I started out saying that a data-driven program isn't necessarily homoiconic, but I'm finishing with the realization that it is, they're synonyms. Also, I'll add that data-driven doesn't contrast with programmer-centric workflow, because it's still programming, that hasn't changed. The question is what you're programming with.
> And why are companies like DigitalOcean and Sentry sponsoring a game engine?
We are a 501(c)(3) non-profit. Many companies like DO and Sentry have programs for open-source and/or non-profit companies where they provide free or discounted services in exchange for some exposure.
I'm not sure what you mean, I'm afraid. They actively support us by discussing our needs and figuring out how they can best support us. They've each specifically asked to have their names and logos associated with our project.

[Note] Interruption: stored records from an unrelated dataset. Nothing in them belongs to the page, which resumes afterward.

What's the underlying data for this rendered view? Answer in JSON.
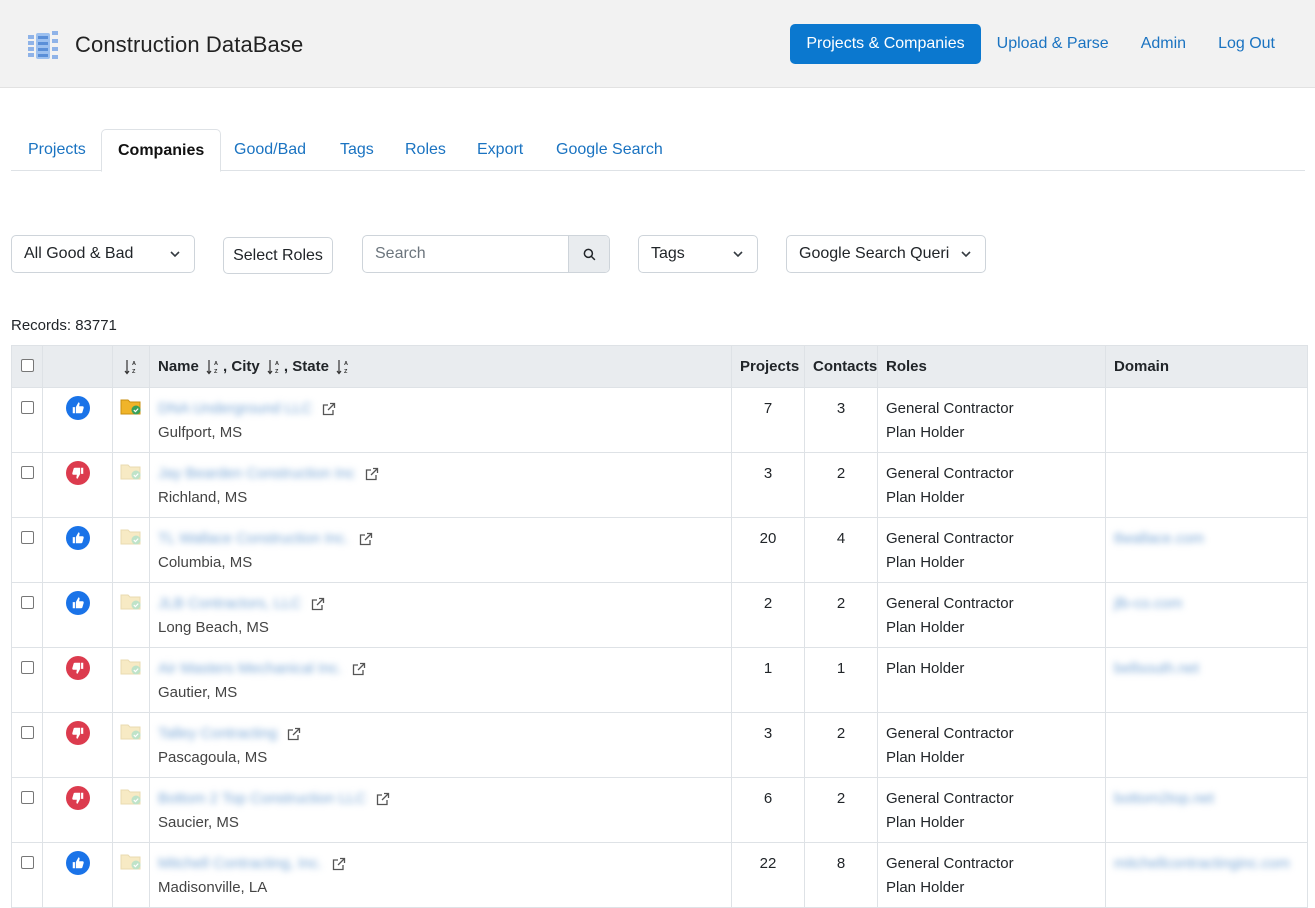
{
  "app": {
    "title": "Construction DataBase"
  },
  "nav": {
    "items": [
      {
        "label": "Projects & Companies",
        "active": true
      },
      {
        "label": "Upload & Parse",
        "active": false
      },
      {
        "label": "Admin",
        "active": false
      },
      {
        "label": "Log Out",
        "active": false
      }
    ]
  },
  "tabs": [
    {
      "label": "Projects",
      "active": false
    },
    {
      "label": "Companies",
      "active": true
    },
    {
      "label": "Good/Bad",
      "active": false
    },
    {
      "label": "Tags",
      "active": false
    },
    {
      "label": "Roles",
      "active": false
    },
    {
      "label": "Export",
      "active": false
    },
    {
      "label": "Google Search",
      "active": false
    }
  ],
  "filters": {
    "good_bad": "All Good & Bad",
    "roles": "Select Roles",
    "search_placeholder": "Search",
    "tags": "Tags",
    "google_search": "Google Search Queries"
  },
  "records_label": "Records: 83771",
  "table": {
    "headers": {
      "name": "Name",
      "city": "City",
      "state": "State",
      "projects": "Projects",
      "contacts": "Contacts",
      "roles": "Roles",
      "domain": "Domain"
    },
    "rows": [
      {
        "rating": "good",
        "folder": "active",
        "name": "DNA Underground LLC",
        "location": "Gulfport, MS",
        "projects": "7",
        "contacts": "3",
        "roles": [
          "General Contractor",
          "Plan Holder"
        ],
        "domain": ""
      },
      {
        "rating": "bad",
        "folder": "faded",
        "name": "Jay Bearden Construction Inc",
        "location": "Richland, MS",
        "projects": "3",
        "contacts": "2",
        "roles": [
          "General Contractor",
          "Plan Holder"
        ],
        "domain": ""
      },
      {
        "rating": "good",
        "folder": "faded",
        "name": "TL Wallace Construction Inc.",
        "location": "Columbia, MS",
        "projects": "20",
        "contacts": "4",
        "roles": [
          "General Contractor",
          "Plan Holder"
        ],
        "domain": "tlwallace.com"
      },
      {
        "rating": "good",
        "folder": "faded",
        "name": "JLB Contractors, LLC",
        "location": "Long Beach, MS",
        "projects": "2",
        "contacts": "2",
        "roles": [
          "General Contractor",
          "Plan Holder"
        ],
        "domain": "jlb-co.com"
      },
      {
        "rating": "bad",
        "folder": "faded",
        "name": "Air Masters Mechanical Inc.",
        "location": "Gautier, MS",
        "projects": "1",
        "contacts": "1",
        "roles": [
          "Plan Holder"
        ],
        "domain": "bellsouth.net"
      },
      {
        "rating": "bad",
        "folder": "faded",
        "name": "Talley Contracting",
        "location": "Pascagoula, MS",
        "projects": "3",
        "contacts": "2",
        "roles": [
          "General Contractor",
          "Plan Holder"
        ],
        "domain": ""
      },
      {
        "rating": "bad",
        "folder": "faded",
        "name": "Bottom 2 Top Construction LLC",
        "location": "Saucier, MS",
        "projects": "6",
        "contacts": "2",
        "roles": [
          "General Contractor",
          "Plan Holder"
        ],
        "domain": "bottom2top.net"
      },
      {
        "rating": "good",
        "folder": "faded",
        "name": "Mitchell Contracting, Inc.",
        "location": "Madisonville, LA",
        "projects": "22",
        "contacts": "8",
        "roles": [
          "General Contractor",
          "Plan Holder"
        ],
        "domain": "mitchellcontractinginc.com"
      }
    ]
  },
  "colors": {
    "primary": "#0b78cf",
    "link": "#1a73c1",
    "good": "#1a73e8",
    "bad": "#dc3b4e",
    "folder_active": "#f0b429",
    "folder_faded": "#f7eac4"
  }
}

Perhaps if you can reframe your question I can better answer?
Generally the mentioned tools, particularly an editor of some sort in the style of the Unity or Unreal editors, are an important component of a data driven game engine. I didn't see anything skimming over the site about an editor. Is that part of the plan?
It is in very early stages. We are developing it as a WASM app that runs in a system webview, or can be accessed via a regular web browser for a more cloud-y experience. I'll take this opportunity to promote the awesome Yew project (https://github.com/DenisKolodin/yew) which is what we use for the frontend.
I have serious doubts this project will be used for anything interesting. The projects using it so far all look really really bad.
I think the project is doing a lot interesting things. But I think trying to make a general purpose engine without a game is a BadIdea™.